Nur einmal vorausgesetzt, man wollte sich diesem (durchaus nachvollziehbaren) Urteil nicht anschließen und stattdessen Zimmermanns Buch als eine wohlgelungene, „elegant und […] einleuchtend argumentierte Biographie“ betrachten, wie dies Lutz Hachmeister in der Frankfurter Allgemeinen Zeitung vom 10. Oktober getan hat, so ließe sich die zweite Frage nach der Legitimation des neuerlichen biographischen Zugriffs wohl am ehesten noch unter Verweis auf die Zielstellung des Autors beantworten, die in nichts Geringerem besteht, als darin, seinen Protagonisten als „einen der intellektuellen Mitbegründer der Bundesrepublik“ angemessen beleuchten zu wollen. Zimmermann unternimmt mithin den Versuch, Sieburg als exemplarische Referenzfigur für eine Neukartierung des literarischen Feldes nach 1945 dies- und jenseits der scheinbar so dominanten „Gruppe 47“ einzusetzen (was in Hinblick auf die auch in der Literaturwissenschaft längst anzutreffende Einsicht vom denkbar heterogenen Erscheinungsbild jenes Terrains freilich auch nicht mehr allzu originell ist).
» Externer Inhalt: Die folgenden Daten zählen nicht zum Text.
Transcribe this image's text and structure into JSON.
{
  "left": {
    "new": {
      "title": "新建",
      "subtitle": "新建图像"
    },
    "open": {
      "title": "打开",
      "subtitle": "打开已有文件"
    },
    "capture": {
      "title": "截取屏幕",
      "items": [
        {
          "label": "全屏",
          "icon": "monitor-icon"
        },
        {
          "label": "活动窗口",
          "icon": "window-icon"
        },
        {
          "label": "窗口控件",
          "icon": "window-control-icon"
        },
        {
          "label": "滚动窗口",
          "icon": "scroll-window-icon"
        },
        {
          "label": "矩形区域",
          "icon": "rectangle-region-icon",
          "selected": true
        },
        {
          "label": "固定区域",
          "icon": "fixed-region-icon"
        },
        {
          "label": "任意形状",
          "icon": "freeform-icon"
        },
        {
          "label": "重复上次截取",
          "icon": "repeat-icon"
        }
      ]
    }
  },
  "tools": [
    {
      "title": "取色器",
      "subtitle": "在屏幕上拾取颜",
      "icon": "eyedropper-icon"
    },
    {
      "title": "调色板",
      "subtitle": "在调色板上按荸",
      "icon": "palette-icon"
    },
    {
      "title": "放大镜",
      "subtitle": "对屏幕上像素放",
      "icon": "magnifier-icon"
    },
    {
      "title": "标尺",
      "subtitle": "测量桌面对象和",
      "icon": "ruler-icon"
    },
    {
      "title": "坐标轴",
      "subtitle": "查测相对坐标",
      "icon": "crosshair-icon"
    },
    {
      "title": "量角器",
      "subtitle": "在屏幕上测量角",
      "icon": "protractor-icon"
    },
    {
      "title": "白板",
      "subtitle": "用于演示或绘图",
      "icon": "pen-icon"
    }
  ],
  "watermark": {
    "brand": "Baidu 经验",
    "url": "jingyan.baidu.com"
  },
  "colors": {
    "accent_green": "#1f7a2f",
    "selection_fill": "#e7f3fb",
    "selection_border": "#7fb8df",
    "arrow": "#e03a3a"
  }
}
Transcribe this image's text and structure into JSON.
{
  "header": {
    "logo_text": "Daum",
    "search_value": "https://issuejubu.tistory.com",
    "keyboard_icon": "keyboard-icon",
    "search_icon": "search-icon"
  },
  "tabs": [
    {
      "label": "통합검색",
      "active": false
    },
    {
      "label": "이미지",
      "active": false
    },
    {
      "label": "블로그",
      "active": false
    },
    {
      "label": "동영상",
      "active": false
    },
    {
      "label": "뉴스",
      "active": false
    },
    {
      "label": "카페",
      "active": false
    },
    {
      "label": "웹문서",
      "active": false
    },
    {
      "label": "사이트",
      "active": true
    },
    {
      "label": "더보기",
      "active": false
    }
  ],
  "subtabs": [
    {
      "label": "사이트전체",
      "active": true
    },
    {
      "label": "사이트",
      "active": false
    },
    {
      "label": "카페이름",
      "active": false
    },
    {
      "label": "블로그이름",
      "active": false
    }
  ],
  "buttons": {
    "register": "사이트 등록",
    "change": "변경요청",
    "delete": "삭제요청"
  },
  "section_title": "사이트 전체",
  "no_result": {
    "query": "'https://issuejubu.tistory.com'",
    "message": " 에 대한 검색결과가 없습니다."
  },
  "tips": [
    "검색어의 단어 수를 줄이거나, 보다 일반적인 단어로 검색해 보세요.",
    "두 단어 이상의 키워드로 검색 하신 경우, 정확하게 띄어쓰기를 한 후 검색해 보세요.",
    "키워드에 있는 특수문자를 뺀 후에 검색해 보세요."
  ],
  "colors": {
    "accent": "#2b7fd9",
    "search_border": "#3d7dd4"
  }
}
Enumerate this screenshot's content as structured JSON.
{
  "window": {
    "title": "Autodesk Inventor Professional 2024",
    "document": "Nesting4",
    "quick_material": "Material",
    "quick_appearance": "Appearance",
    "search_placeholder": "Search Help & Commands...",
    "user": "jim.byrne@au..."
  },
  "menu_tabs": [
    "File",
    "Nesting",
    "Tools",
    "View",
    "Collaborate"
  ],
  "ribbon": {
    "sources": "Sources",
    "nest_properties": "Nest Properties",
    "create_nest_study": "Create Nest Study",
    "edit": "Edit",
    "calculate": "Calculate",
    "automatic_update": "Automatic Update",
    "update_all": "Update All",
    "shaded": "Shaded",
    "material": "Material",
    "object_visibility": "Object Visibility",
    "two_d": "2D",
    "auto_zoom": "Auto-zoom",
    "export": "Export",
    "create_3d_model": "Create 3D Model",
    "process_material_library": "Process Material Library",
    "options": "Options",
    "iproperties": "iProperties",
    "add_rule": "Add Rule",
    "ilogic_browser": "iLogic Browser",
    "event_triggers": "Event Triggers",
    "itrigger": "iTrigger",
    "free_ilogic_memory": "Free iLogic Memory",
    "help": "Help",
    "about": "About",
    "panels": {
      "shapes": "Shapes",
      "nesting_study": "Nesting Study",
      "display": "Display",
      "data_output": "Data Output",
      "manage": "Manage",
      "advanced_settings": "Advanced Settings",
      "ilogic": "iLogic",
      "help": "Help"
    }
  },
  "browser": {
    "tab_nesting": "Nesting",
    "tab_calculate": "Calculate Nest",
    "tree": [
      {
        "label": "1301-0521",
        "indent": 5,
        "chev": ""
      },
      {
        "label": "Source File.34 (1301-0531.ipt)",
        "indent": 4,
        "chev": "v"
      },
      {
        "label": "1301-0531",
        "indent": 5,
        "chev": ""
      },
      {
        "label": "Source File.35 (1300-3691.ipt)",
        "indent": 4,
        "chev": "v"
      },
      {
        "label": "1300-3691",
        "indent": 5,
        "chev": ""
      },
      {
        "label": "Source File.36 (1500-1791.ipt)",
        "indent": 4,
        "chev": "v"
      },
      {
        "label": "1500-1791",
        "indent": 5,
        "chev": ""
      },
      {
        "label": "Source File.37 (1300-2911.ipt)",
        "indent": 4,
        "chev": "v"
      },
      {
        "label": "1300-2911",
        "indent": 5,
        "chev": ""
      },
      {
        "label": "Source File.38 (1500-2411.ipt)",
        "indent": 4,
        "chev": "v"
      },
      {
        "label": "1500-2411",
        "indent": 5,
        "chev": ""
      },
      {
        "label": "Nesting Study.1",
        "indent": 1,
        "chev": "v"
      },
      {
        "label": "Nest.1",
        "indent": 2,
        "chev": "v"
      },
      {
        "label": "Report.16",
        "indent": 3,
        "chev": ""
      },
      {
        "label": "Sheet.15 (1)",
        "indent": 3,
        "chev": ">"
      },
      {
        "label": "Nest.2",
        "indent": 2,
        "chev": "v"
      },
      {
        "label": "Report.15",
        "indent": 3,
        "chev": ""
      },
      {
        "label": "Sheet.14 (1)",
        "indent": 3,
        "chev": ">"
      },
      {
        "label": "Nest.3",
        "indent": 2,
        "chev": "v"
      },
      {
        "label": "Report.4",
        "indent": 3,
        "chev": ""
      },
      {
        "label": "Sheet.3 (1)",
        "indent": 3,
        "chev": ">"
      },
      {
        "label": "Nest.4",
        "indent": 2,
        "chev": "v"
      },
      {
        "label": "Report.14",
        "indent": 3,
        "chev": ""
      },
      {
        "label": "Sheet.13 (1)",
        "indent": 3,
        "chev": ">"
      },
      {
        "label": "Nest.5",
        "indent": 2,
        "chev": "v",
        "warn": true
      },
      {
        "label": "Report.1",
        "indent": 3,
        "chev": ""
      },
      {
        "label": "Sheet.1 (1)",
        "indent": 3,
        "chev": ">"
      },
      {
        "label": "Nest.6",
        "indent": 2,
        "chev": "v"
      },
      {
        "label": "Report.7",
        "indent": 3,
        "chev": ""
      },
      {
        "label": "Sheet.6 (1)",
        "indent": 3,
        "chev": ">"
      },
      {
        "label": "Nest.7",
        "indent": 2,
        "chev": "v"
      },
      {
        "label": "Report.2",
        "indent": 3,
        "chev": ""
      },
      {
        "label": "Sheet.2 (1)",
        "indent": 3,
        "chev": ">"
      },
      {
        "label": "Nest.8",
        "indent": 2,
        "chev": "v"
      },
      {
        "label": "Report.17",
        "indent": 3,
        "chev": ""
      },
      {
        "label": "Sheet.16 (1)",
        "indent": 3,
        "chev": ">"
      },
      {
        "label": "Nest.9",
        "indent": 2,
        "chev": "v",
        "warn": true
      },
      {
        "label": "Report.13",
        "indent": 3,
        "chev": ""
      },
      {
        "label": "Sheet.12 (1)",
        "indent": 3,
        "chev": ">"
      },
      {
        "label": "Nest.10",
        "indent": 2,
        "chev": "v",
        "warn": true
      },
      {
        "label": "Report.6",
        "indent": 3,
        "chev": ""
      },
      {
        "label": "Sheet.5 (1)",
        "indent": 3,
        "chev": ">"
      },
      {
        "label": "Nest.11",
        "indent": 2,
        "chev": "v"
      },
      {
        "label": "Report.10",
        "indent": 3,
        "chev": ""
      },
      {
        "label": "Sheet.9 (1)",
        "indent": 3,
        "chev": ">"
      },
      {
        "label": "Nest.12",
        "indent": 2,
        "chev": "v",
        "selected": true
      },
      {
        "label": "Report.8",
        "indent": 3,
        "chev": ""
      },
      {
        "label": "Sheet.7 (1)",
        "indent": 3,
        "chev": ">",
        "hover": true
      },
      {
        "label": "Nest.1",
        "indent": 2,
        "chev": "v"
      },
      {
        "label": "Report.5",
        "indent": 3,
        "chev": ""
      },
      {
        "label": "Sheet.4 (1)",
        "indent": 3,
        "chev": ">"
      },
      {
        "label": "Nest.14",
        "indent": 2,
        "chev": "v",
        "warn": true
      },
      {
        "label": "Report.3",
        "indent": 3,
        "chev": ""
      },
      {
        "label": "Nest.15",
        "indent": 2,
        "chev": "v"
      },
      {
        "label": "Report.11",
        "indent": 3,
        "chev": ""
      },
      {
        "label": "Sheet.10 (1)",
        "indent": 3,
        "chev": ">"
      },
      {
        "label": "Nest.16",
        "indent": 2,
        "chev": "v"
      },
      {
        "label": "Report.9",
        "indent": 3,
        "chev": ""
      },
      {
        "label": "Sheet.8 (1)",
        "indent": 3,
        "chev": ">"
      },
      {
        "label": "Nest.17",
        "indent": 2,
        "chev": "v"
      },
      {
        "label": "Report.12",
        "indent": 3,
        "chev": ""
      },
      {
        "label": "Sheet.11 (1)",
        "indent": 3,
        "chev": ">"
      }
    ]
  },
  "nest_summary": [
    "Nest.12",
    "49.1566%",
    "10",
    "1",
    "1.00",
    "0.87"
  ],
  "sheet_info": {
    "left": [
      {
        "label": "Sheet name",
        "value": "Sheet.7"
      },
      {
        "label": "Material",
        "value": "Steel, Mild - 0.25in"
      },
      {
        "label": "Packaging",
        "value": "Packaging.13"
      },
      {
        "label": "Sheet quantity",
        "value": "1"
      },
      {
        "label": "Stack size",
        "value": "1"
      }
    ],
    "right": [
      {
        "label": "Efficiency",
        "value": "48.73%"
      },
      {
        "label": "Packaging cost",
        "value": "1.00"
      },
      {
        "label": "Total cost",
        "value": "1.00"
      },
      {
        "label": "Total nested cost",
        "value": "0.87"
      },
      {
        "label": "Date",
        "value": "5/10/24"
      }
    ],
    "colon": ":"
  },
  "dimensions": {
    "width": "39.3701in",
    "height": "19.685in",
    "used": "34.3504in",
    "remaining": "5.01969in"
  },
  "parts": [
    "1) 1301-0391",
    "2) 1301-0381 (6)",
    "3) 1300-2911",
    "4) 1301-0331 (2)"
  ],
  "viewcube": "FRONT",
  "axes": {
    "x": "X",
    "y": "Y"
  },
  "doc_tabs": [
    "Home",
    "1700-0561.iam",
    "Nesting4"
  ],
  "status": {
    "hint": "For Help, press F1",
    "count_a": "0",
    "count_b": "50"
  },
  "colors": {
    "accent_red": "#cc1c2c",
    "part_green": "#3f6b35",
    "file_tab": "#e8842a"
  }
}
Ob Zimmermanns Unterfangen, mit „Blick auf Sieburgs Vermächtnis […] eine neue Vergangenheit“ zu (re)konstruieren (S. 17), geglückt ist oder nicht, mag dahingestellt bleiben. Wenn der Biograph aber einleitend auf jene „kritischen Antipoden“ Sieburgs zu sprechen kommt, „die sich nach 1945 ihrerseits erst als hochbetagte Männer, oft nicht einmal dann der eigenen jugendlichen Verstrickung in das Nazi-Regime haben erinnern wollen“ (S. 16), so legt dieses an den Vergleichsmaßstäben Grass und Jens aufrechnende Bestreben, Gerechtigkeit gegenüber einem politisch alles andere denn unbelasteten Akteur des nachkriegsdeutschen Literaturbetriebs üben zu wollen, immerhin eines nahe: woraus nämlich das anhaltende Interesse, wenn nicht gar die intrikate Faszination an der Person Friedrich Sieburgs für den heutigen Leser noch immer resultieren könnte. Es ist das von Zimmermann auch in den Titel seines Buches aufgenommene provokante Potential, man könnte auch sagen: das Skandalon Sieburg, das sich zu nicht unerheblichen Teilen aus dem Vorwurf seiner Nazi-Kollaboration speist – womit er gleichsam das Negativ zur Biographie eines Marcel Reich-Ranicki liefert: hier wie da ein „Literaturpapst“, der nach 1945 (noch dazu bei derselben Zeitung) erhebliche diskursive Macht aufgebaut und ausgeübt hat; auf der einen Seite aber das jüdische Nazi-Opfer, auf der anderen der zumindest rechtskonservative, zwischen 1933 und 1945 zu vielerlei Zugeständnissen an die Machthaber bereite, bestenfalls distanziert-überlegene Sympathisant. Dass in den Archiven ironischerweise neben der Beitrittsbestätigung in die NSDAP auch ein genau gegenteiliges Dokument existiert, in dem Sieburgs Aufnahme in der Partei abgelehnt wird, scheint ein für die Positionsbestimmung dieses Intellektuellen durchaus bezeichnendes Paradox zu sein, das freilich auch sein Biograph Harro Zimmermann nicht auflösen kann (was die offenkundigen ideologischen Verwicklungen und Wendemanöver seines Protagonisten aber um keinen Deut besser macht).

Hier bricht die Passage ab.